Applications: ray-tracing, N-body simulation. KD trees generalize binary search trees (one key) to higher dimensions (k keys). The ith level of the tree uses the i mod kth coordinate to discriminate. For x- and y- coordinates in the plane, 2-D trees partition space into (possibly unbounded) axis-aligned rectangles, where the subdivisions alternate among vertical and horizontal. To guarantee kD tree is balanced, always partition on median element. Best way to do this is to presort by x and by y. O(n) space, O(n log n) construction if choose the median coordinate as the partition at each step.

Orthogonal range query with kD tree. 2D: O(n) space, O(n log n) preprocessing, O(sqrt(n) + k). kD in d dimensions: O(dn) space, O(d n log n) preprocessing, O(n^(1-1/d)) + k). Reference.

Degeneracies: for simplicity we assumed to two points had the same x or y coordinate. Can overcome this limitation by breaking ties by the "other" coordinate. Use + or - infinity for the 2D query interval.

Nearest neighbor with kd tree.

Worst case = Theta(N), e.g., if N points are approximately on circumference of a circle and query point is close to the center of the circle. Average case = hard to analyze, depends on input distribution. Typically O(log N). kd tree reference

Find all points within distance d of a given query point p. Search through kD tree. If any coordinate is more than distance d from p, no need to search subtrees below.

Binary space partition (BSP) trees are a generalization where the cutting planes are not necessarily axis-aligned and the cells are convex polygons in 2D or polytopes in higher dimensions. Castle Wolfenstein uses a 2d-tree to render hallways. As a result they are perpendicular to x and y axes. Doom stepped up to a BSP tree. This enables hallways at arbitrary angles.

Quad trees.

As opposed to quad-tries. Program QuadTree.java implements a quad tree with orthogonal range searching.

Range trees.

Bentley. kD tree is Not asymptotically optimal, although practical in many settings. 2D-range tree O(N log N) storage, O(k + log^2 N) query time. Range tree: maintain points in balanced BST ordered by x-coordinate; in each internal node, maintain a BST of the points in its subtree ordered by y-coordinate. Searching by first dimension gives log N trees, which together contain all the points in the 2D range. Program RangeTree.java implements a 2D range tree. It works assuming all x and y coordinates are distinct.

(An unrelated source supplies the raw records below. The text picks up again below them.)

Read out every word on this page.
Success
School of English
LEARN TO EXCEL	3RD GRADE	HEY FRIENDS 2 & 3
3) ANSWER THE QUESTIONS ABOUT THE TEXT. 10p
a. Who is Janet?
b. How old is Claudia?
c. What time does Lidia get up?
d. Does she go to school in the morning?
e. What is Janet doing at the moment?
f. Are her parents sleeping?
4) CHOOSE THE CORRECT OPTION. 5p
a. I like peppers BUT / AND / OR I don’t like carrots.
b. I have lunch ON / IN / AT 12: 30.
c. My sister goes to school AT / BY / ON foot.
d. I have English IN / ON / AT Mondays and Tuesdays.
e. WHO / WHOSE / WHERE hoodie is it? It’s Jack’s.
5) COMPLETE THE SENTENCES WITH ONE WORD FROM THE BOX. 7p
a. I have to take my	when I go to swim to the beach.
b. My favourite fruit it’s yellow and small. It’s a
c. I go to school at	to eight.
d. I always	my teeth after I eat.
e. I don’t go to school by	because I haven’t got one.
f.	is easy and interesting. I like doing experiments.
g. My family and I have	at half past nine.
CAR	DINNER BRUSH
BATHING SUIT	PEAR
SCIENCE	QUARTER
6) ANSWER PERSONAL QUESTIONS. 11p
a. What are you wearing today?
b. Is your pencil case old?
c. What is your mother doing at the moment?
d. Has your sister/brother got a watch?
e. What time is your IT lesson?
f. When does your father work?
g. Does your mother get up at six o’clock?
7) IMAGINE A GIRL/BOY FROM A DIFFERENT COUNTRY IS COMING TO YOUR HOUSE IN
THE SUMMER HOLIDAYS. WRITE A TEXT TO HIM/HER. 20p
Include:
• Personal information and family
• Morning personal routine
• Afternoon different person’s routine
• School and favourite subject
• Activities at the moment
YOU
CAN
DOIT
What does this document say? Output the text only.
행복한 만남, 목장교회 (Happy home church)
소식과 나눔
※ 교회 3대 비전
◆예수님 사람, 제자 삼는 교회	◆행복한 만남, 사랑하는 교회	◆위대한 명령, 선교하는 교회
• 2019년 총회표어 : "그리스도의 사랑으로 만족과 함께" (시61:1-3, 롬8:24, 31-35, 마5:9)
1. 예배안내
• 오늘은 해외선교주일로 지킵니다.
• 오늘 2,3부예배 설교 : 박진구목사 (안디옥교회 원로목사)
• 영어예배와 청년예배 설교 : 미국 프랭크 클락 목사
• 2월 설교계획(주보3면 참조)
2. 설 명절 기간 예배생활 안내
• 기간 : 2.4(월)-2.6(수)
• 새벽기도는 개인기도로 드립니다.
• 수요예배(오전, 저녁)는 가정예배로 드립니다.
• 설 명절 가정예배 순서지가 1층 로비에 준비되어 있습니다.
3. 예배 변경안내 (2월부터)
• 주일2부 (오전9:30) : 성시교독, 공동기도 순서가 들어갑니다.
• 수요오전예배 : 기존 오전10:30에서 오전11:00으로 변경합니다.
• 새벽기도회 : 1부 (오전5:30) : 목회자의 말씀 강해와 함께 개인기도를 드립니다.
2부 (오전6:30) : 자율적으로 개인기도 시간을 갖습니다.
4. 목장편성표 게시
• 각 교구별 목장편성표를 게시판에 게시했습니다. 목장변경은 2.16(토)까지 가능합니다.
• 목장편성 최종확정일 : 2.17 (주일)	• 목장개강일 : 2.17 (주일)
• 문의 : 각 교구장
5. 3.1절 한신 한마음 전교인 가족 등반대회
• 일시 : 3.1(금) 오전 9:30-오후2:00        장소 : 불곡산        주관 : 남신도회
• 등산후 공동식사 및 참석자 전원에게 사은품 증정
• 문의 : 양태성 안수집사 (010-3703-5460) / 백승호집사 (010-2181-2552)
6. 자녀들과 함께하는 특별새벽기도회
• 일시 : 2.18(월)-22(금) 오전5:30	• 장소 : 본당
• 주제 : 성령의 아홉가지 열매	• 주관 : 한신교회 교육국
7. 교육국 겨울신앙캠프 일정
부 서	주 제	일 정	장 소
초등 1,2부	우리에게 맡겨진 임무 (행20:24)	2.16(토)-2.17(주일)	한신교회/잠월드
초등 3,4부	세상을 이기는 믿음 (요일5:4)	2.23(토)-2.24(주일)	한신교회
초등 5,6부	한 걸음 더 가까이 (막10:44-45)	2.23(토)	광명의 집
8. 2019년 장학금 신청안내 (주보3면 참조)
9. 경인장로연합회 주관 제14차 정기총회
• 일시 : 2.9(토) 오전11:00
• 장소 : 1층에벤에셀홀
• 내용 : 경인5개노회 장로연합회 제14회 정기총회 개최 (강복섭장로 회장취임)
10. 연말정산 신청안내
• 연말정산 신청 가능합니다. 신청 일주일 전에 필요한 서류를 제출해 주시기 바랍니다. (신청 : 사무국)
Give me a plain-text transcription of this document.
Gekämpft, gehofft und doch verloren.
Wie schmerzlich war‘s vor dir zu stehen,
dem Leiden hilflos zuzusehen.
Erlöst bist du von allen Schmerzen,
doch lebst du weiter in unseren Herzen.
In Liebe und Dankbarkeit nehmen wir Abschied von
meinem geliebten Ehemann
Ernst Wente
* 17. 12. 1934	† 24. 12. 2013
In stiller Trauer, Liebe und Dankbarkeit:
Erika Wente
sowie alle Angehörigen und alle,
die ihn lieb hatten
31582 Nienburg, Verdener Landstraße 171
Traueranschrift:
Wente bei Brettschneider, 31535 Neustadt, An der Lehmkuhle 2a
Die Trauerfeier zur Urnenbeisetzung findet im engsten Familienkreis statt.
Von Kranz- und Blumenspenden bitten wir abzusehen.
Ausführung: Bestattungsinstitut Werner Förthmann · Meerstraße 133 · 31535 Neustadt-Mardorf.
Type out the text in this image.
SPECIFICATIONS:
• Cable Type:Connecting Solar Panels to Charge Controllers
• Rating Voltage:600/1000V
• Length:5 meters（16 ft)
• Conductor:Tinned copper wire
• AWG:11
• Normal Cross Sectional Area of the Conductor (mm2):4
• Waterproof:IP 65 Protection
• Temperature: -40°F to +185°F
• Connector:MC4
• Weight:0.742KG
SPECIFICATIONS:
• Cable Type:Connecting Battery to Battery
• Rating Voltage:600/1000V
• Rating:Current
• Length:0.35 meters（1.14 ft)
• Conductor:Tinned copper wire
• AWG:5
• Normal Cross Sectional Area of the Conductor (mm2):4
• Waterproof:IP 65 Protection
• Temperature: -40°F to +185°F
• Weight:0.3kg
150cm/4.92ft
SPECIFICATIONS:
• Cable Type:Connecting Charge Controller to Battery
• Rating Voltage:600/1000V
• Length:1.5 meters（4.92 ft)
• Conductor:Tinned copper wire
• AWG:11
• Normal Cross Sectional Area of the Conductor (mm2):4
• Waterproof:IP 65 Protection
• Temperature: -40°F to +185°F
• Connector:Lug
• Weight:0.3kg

Possible to extend to dynamic case with O(log^2 N) per insert/delete. Can reduce query time to O(k + log N) with fractional cascading.



Exercises

  1. Date searching. Create a data structure that supports the following operations: insert a date, search for a date, and count the number of dates in the data structure that lie in a particular interval. Hint: use a 1D range tree.
  2. Social Security numbers. First 3 digits of social security number is determined by geographic region. Use intervals of geographic region codes to determine in which state a US citizen was born.
  3. Draw the 2D tree that results when you insert the following points in order.
  4. Balanced 2d-tree. Implement a 2D tree that is perfectly balanced. Assume the constructor is given the N points all at once.
  5. Circle range query. Describe how to modify a kD tree to report all points that lie in a circular range.
  6. 3d-tree. Implement a kD tree for points in 3-space, i.e., k = 3.